Alex Perron : Mâle dominant
Scène

Alex Perron : Mâle dominant

Pour son premier one man show, Un gars c’t’un gars, Alex Perron explore les zones troubles de la masculinité et la tyrannie du quotidien sur le ton de la confidence. Bluff ou sincérité? Il nous en parle.

Est-ce un spectacle autobiographique dans lequel l’humoriste s’épanchera sur son statut bien connu d’homosexuel à la féminité exacerbée? C’est la question qu’on se pose inévitablement en voyant l’affiche d’Un gars c’t’un gars. Alex Perron s’y est glissé dans le costume viril d’un joueur de hockey, affichant un air de vainqueur et arborant fièrement ses gros gants rose bonbon de hockeyeur pas comme les autres. "J’ai bâti ma carrière là-dessus, alors oui, il sera encore question de mon homosexualité, répond-il un brin agacé par la question. C’est ma carte de visite, que je vais toujours nuancer, retravailler, faire aller dans de nouvelles directions. Cela dit, ça ne m’intéresse pas de raconter mes déboires homosexuels pendant tout un show. J’ai hésité, par exemple, avant de décider de raconter comment j’ai dit à ma mère que j’étais gai. Mais je suis forcé d’admettre que c’est l’un des gros morceaux du spectacle, qui fonctionne parce que je le fais avec beaucoup d’autodérision et que j’essaie de jouer sur la frontière entre la réalité et la fiction. J’aime cultiver l’ambiguïté, que les gens se demandent ce qui est vrai et ce qui est faux."

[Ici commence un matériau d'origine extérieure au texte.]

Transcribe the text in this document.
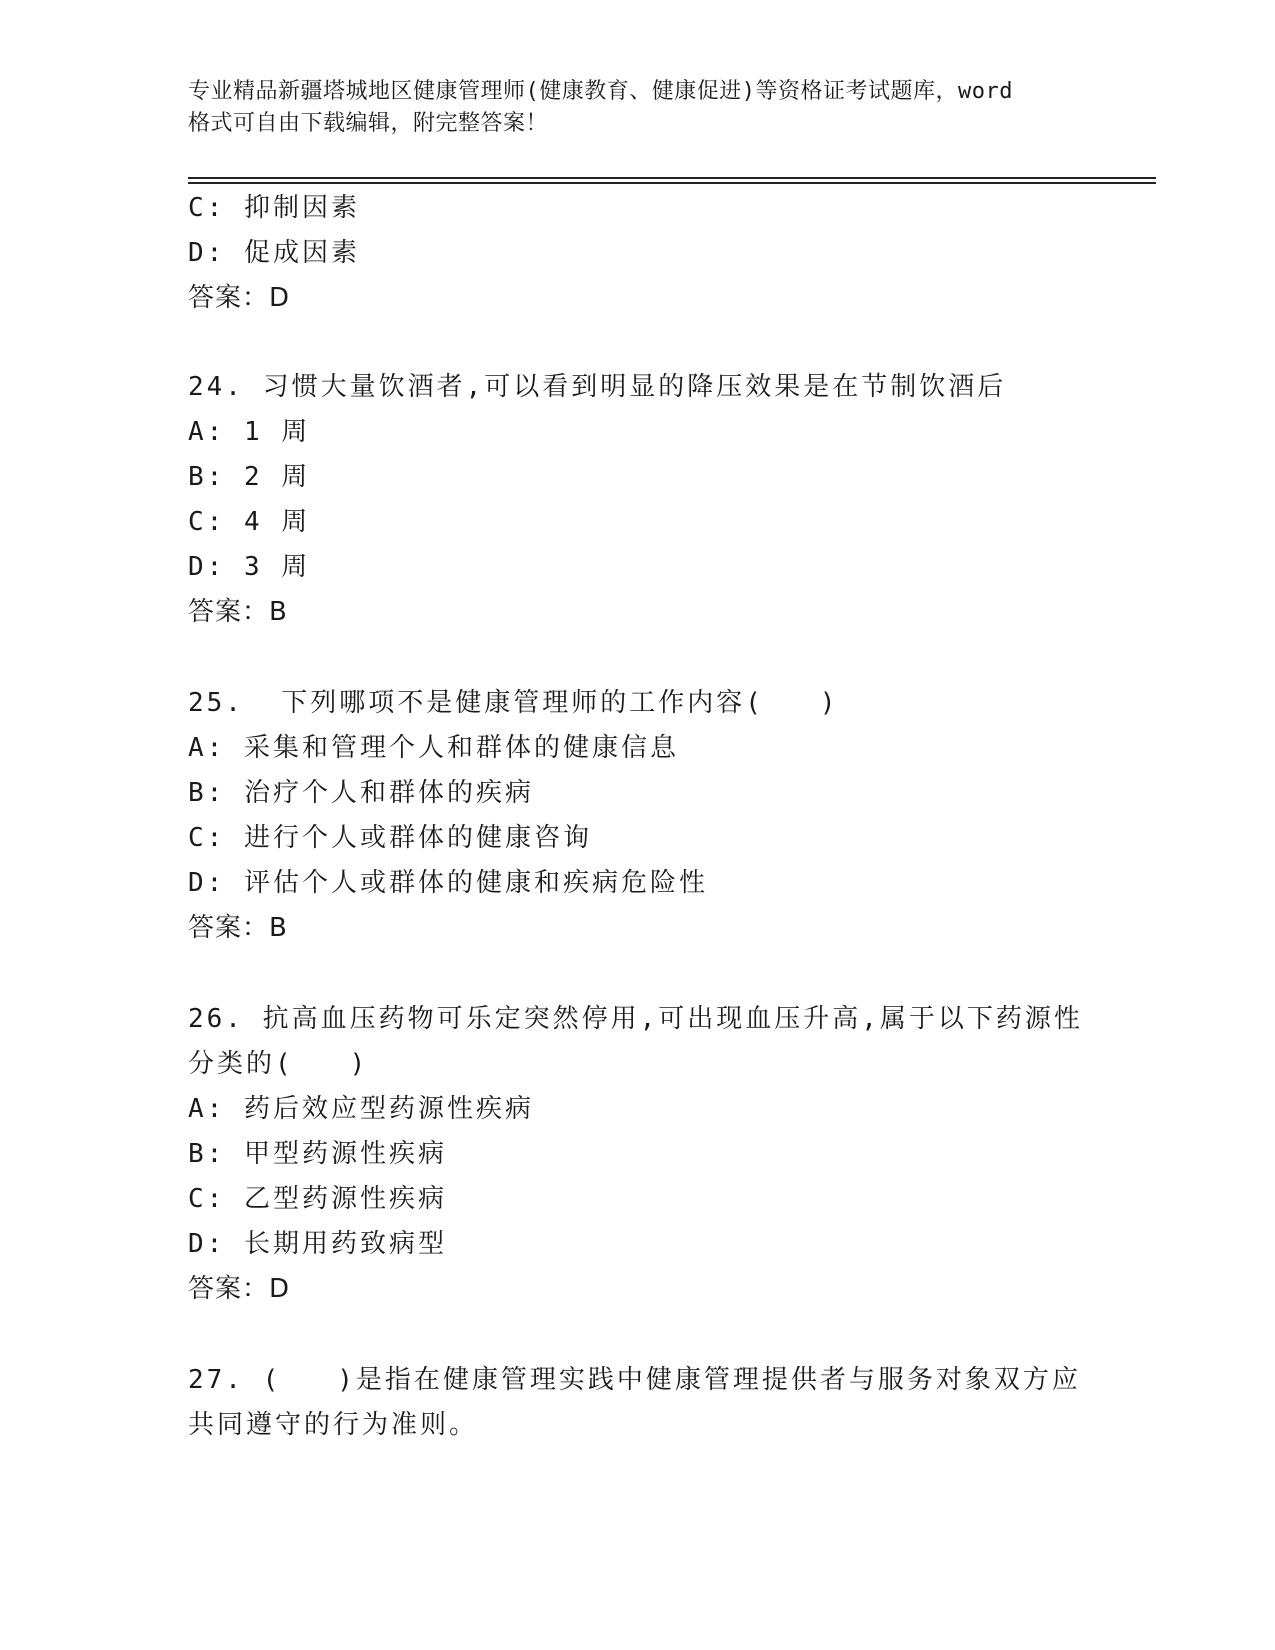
专业精品新疆塔城地区健康管理师(健康教育、健康促进)等资格证考试题库，word
格式可自由下载编辑，附完整答案！
C: 抑制因素
D: 促成因素
答案：D
24. 习惯大量饮酒者,可以看到明显的降压效果是在节制饮酒后
A: 1 周
B: 2 周
C: 4 周
D: 3 周
答案：B
25.  下列哪项不是健康管理师的工作内容(   )
A: 采集和管理个人和群体的健康信息
B: 治疗个人和群体的疾病
C: 进行个人或群体的健康咨询
D: 评估个人或群体的健康和疾病危险性
答案：B
26. 抗高血压药物可乐定突然停用,可出现血压升高,属于以下药源性
分类的(   )
A: 药后效应型药源性疾病
B: 甲型药源性疾病
C: 乙型药源性疾病
D: 长期用药致病型
答案：D
27. (   )是指在健康管理实践中健康管理提供者与服务对象双方应
共同遵守的行为准则。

Les choses sont donc claires. Perron ne vient pas sur scène pour "faire une thérapie à la Janette Bertrand". Ni pour revendiquer les droits des homosexuels, que d’ailleurs il ne représente pas dans leur entièreté. "Mon personnage de grande folle, qui est le vrai reflet de moi-même, il irrite d’ailleurs plusieurs homosexuels." Sur un ton moqueur et légèrement baveux, il veut plutôt explorer l’idée que la masculinité en prend pour son rhume à notre drôle d’époque. "Je m’amuse à reprocher aux hétéros de s’être approprié notre mode, de se raser et de sentir bon. Dans le numéro d’ouverture, je me moque des métrosexuels. Je te jure, chaque soir, j’en trouve un dans la salle. Il se lève avec fierté devant sa blonde, tout aussi fière, qui manifeste sa satisfaction. Ça m’amuse énormément."

À l’écouter, tout était bien moins compliqué dans les années 80, sa décennie fétiche, à laquelle il consacre un long monologue dans le spectacle, et dont l’esthétique a peut-être influencé le décor "glamour" que sa metteure en scène Chantal Lamarre l’a convaincu d’adopter. Il avait aussi envie de parler de tout et de rien, de sa haine des moralisateurs et des faiseurs de conscience, par exemple, comme ces diététistes qui lui disent quand et quoi manger. Il aime quand ses blagues touchent des cordes sensibles et "créent des petits malaises". Sans qu’ils ne soient hyper-corrosifs, il croit que certains de ses propos "pourraient choquer certaines oreilles".

Mais, dit-il, il y a de la place pour un peu de retenue dans son spectacle. C’est grâce à son directeur artistique Pierre Bernard, homme de théâtre qui l’a "poussé dans des zones où [il] ne serait pas nécessairement allé" et incité à diminuer le nombre de blagues à la minute pour laisser respirer le spectacle. Incroyable mais vrai.